There are so many different types of things going on in coffee shops at all times: people are on dates, people are in interviews, or even intense debates; it's just a meeting place for so many different things. I think people don't realize how much is really going on all the time.

I also think actually working [being a barista and working the machine] could be like therapy for people. It's like a bartender! A lot of people say you should bartend at least once in your life. I have a friend who has a really, really stressful job in a hospital and she wants to be done. I told her, if you just came here and you just worked for a few days, it would be like therapy to just mindlessly making drinks and talking to people. It's like relatively an upbeat, friendly environment, which I really like.

Any last final things you want to leave people with? Anything else you want to mention? Any new stuff that you are coming out with?

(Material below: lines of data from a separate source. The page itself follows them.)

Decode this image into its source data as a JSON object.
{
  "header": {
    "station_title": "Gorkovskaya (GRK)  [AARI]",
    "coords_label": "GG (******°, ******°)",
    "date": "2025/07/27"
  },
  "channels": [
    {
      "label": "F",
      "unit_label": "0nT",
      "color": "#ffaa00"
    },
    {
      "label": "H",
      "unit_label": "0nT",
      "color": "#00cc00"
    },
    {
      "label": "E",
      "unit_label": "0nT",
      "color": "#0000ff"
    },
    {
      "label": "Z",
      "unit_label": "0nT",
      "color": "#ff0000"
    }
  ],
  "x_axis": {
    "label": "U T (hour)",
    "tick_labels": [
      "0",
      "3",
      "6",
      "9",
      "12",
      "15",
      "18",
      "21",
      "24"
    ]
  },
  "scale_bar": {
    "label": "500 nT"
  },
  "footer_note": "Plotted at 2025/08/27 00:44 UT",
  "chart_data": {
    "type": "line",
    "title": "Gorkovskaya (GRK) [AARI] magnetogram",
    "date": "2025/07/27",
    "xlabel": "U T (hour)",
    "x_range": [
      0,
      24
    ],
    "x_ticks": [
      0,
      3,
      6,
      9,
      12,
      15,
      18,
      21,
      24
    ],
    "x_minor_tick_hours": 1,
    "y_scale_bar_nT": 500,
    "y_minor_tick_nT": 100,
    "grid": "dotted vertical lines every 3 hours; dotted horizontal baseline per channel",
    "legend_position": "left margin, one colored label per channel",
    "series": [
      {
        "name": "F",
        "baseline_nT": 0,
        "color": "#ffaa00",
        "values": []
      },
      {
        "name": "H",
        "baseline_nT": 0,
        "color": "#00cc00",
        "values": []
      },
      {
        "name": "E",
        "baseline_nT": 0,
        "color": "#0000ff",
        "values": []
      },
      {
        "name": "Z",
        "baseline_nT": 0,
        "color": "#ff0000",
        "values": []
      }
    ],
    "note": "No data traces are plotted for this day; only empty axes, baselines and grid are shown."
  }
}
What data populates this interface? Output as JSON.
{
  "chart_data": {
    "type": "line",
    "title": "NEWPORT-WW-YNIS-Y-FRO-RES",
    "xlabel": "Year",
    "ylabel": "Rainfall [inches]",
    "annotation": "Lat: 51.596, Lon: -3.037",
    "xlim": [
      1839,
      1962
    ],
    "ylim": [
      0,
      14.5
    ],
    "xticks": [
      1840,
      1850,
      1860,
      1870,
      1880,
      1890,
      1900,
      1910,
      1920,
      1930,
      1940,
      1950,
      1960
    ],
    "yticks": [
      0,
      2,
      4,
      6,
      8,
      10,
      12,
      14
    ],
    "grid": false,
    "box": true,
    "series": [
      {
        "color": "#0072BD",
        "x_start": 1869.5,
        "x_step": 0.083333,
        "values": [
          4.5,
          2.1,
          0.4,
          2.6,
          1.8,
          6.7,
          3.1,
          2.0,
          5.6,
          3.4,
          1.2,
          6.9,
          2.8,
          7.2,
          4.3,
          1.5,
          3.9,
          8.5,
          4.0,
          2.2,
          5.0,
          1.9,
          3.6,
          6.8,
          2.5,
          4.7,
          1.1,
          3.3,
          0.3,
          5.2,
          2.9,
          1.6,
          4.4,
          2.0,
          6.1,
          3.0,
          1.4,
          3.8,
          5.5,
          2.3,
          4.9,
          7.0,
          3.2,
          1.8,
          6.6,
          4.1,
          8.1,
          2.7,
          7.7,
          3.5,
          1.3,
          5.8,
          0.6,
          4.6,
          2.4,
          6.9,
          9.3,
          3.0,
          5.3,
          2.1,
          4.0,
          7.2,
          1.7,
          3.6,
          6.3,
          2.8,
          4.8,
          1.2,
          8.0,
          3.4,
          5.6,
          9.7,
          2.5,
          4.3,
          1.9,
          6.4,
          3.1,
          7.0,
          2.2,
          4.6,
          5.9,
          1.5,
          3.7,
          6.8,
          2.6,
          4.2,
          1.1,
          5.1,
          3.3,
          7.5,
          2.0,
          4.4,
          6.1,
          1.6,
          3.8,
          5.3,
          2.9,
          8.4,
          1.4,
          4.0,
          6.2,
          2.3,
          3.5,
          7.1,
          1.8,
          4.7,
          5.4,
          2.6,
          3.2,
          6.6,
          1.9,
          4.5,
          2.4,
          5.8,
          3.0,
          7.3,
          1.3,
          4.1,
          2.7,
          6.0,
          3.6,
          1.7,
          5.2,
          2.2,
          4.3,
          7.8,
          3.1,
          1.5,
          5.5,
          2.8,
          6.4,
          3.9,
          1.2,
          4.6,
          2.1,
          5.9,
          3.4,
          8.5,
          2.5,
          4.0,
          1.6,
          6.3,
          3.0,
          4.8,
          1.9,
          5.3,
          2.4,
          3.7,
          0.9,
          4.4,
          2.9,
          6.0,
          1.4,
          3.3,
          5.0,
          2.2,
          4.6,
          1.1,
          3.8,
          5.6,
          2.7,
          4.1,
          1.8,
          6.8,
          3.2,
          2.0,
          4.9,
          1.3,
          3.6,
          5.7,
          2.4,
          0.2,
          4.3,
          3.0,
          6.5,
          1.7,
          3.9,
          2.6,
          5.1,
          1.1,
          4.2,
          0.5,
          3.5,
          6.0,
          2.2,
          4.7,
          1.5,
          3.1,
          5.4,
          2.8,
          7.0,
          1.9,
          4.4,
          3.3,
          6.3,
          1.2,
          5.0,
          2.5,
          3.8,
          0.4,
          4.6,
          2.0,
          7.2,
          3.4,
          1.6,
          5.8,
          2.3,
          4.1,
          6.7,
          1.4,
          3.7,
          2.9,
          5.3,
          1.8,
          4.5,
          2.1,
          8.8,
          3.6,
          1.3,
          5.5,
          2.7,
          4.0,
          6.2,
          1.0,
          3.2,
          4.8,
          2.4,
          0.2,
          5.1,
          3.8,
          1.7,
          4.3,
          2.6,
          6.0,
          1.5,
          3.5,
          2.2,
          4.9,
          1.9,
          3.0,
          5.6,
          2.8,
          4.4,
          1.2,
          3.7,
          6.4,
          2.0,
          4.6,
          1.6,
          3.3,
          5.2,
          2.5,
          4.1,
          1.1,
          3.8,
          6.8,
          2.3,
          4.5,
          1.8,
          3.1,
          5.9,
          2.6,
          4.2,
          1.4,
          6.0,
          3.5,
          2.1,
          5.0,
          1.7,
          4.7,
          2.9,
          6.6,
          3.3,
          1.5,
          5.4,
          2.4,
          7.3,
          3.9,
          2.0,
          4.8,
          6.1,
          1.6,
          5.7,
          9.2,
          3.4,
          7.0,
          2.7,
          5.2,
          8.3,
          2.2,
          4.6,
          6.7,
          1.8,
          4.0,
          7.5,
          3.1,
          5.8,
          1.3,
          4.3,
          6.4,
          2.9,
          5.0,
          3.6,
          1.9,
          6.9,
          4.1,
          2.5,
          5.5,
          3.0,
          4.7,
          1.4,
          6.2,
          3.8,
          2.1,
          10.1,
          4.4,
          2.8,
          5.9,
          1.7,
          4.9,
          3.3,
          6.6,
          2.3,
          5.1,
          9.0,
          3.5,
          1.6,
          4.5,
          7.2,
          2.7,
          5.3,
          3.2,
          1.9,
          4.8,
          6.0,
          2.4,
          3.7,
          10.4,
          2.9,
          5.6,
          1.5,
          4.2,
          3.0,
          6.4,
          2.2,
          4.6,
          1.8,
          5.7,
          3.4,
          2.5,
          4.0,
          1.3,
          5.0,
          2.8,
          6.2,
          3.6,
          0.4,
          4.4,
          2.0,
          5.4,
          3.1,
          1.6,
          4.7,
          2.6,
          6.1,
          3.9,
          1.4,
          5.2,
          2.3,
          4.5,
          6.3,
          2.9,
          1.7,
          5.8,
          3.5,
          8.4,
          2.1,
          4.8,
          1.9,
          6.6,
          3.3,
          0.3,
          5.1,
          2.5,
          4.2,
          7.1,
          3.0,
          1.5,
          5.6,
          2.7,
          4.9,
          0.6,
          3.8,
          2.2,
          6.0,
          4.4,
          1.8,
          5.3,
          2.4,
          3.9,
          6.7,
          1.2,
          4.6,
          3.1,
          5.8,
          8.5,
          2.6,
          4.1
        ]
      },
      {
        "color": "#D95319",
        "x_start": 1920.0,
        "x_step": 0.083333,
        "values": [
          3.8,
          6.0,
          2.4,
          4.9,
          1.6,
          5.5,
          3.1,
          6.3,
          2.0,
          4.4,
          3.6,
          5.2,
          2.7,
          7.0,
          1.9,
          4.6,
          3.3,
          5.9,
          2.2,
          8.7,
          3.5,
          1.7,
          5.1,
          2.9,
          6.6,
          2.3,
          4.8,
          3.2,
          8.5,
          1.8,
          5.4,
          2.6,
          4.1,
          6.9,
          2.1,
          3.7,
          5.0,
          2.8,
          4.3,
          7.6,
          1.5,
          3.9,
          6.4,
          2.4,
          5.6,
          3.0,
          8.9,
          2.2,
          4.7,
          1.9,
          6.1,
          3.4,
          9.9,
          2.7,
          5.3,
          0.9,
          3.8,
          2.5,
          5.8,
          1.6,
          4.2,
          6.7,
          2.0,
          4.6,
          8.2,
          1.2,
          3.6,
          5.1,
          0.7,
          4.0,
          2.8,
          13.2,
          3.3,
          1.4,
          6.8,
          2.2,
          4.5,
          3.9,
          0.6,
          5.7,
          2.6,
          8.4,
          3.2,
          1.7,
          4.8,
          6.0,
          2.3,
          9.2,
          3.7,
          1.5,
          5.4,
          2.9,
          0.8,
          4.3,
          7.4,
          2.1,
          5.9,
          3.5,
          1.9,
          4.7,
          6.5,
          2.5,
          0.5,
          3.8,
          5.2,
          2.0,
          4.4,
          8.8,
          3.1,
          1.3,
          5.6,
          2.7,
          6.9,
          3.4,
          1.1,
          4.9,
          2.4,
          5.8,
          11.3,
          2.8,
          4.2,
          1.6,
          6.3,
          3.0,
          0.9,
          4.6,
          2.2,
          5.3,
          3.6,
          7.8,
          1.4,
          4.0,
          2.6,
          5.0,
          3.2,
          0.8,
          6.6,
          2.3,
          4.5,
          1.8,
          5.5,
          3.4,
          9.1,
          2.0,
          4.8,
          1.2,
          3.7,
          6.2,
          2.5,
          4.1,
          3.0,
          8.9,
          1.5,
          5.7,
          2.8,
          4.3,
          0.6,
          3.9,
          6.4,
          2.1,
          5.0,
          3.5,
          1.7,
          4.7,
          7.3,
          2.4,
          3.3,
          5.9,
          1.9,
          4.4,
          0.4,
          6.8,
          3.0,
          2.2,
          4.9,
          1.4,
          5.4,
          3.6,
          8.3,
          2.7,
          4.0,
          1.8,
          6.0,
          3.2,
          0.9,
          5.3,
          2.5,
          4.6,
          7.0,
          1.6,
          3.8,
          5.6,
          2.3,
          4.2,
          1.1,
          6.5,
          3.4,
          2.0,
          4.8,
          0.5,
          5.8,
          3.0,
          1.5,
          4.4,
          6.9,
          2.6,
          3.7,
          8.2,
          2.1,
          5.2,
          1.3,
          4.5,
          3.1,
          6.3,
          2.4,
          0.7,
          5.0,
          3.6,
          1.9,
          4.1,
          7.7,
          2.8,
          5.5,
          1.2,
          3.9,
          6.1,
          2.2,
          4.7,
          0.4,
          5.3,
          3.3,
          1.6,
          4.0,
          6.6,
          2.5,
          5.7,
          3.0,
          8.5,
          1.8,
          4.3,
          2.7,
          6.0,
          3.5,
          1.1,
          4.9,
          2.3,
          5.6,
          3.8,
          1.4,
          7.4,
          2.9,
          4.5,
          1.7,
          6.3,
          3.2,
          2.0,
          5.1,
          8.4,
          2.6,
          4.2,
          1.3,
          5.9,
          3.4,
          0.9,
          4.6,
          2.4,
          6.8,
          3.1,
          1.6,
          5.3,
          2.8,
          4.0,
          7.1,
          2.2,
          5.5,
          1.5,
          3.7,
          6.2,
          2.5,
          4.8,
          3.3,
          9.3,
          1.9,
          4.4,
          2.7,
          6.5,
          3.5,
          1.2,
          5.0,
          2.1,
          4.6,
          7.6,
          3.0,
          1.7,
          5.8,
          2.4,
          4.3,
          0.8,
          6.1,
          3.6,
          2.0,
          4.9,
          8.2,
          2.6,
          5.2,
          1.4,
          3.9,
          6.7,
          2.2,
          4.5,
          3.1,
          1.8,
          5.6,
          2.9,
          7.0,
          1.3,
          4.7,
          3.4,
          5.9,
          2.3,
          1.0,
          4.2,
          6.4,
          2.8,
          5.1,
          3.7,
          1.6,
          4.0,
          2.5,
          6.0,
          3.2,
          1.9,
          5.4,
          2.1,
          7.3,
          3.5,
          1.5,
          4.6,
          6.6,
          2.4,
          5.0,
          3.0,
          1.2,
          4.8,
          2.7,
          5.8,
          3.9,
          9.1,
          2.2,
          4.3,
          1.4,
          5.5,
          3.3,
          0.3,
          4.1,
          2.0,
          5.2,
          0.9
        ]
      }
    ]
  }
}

Jamie: “I would love to plug the community fridge! Also, we are doing an event on May 1st celebrating International Hummus Day! I have a friend who makes homemade hummus and we’re partnering with him on it. He’s going to be giving away free hummus bowls all day, like FULL hummus bowls with pita!! They're going to be beautiful. We're going to have a tent with games. It's going to be really fun! People haven't been out and my idea was like, “why don't we make it more of an event rather than just serve a bowl so we can like bring life to the street?” And it's free! So who wouldn't want that?

Finally, just another thank you. I think I always try to say thanks to the support of the community for keeping us going because it keeps multiple people’s jobs in place, maintains people's sanity, it helps continue to maintain a safe place for people to come and get out of their houses.”


Thank you Jamie for being so welcoming and open to being interviewed!!